I'm not arguing for the kind of globalism you're talking about here. I don't want a single massive global fascist State; I want something more similar to the US system with a limited upper peak level and descending tiers of government overlapping below that. At minimal I just want the UN to have real power, which eould require only two things: dissolution of the absolute veto power of the single states comprising the security council, and some kind of UN military apparatus sufficient to intervene just as how the US military intervenes at will around the world.
My idea of globalism is designed to prevent the very kind of globalism you worry about, so really we are coming down on the same side here.
I also do not want the dissolution of nation-states and my idea of globalism doesn't require that, just as the US model of federalism doesn't require the dissolution of the 50 US states, in fact it relies on them.
So I disagree that the aim of globalism is the kind of (fascistic) mobilization you are describing. And yes I agree that much of the nationalism rising today is a reaction to perceived fascistic tendencies within nascent globalist trends. But rather than seriously address this and work for an answer, such mere and visceral-level reactionism only makes it even more unlikely that these nascent globalist fascist trends will be countermanded, as the nationalist's response is simply to remove himself and his country from the possibility of participating in and shaping globalism going forward. If the US and Europe fall into Trump's brand of isolationist nationalism and anti-globalism then global capitalism will simply shift East, to Russia, India and China primarily. The nationalists haven't thought further ahead than a single move of "get out of globalism"; their thinking is both purely reactive and hopelessly simplified.

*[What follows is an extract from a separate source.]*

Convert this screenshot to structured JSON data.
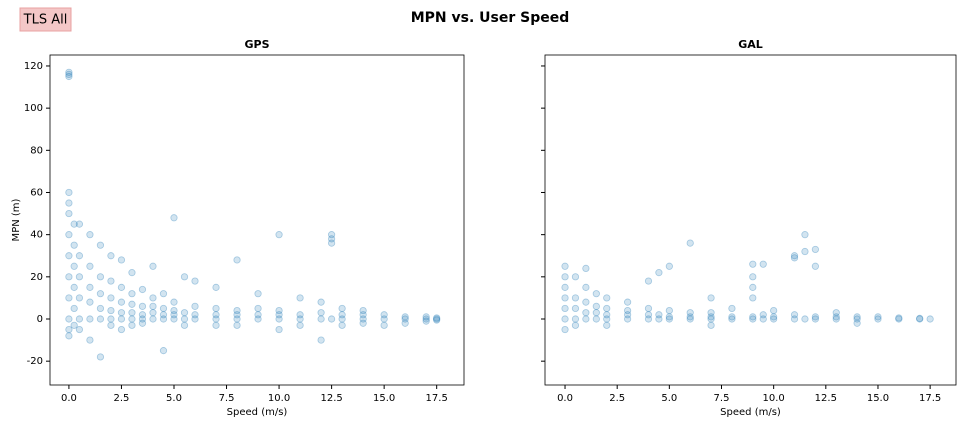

I think we can use our leverage and power to make positive changes to how globalism develops going forward. This is what I'm really interested in. The vision of a tyrannical fascist global State is only one possible vision out of many. I see no reason to assume such a possibility is inevitable, except of course if we throw in the towel on our own capacity to work for the kind of global future we want; in that case then yes, globalism is likely to become hugely tyrannical-fascist and inhuman in nature, seeing as the western powers and thinkers stepped back and choose not to help shape what globalism will eventually become.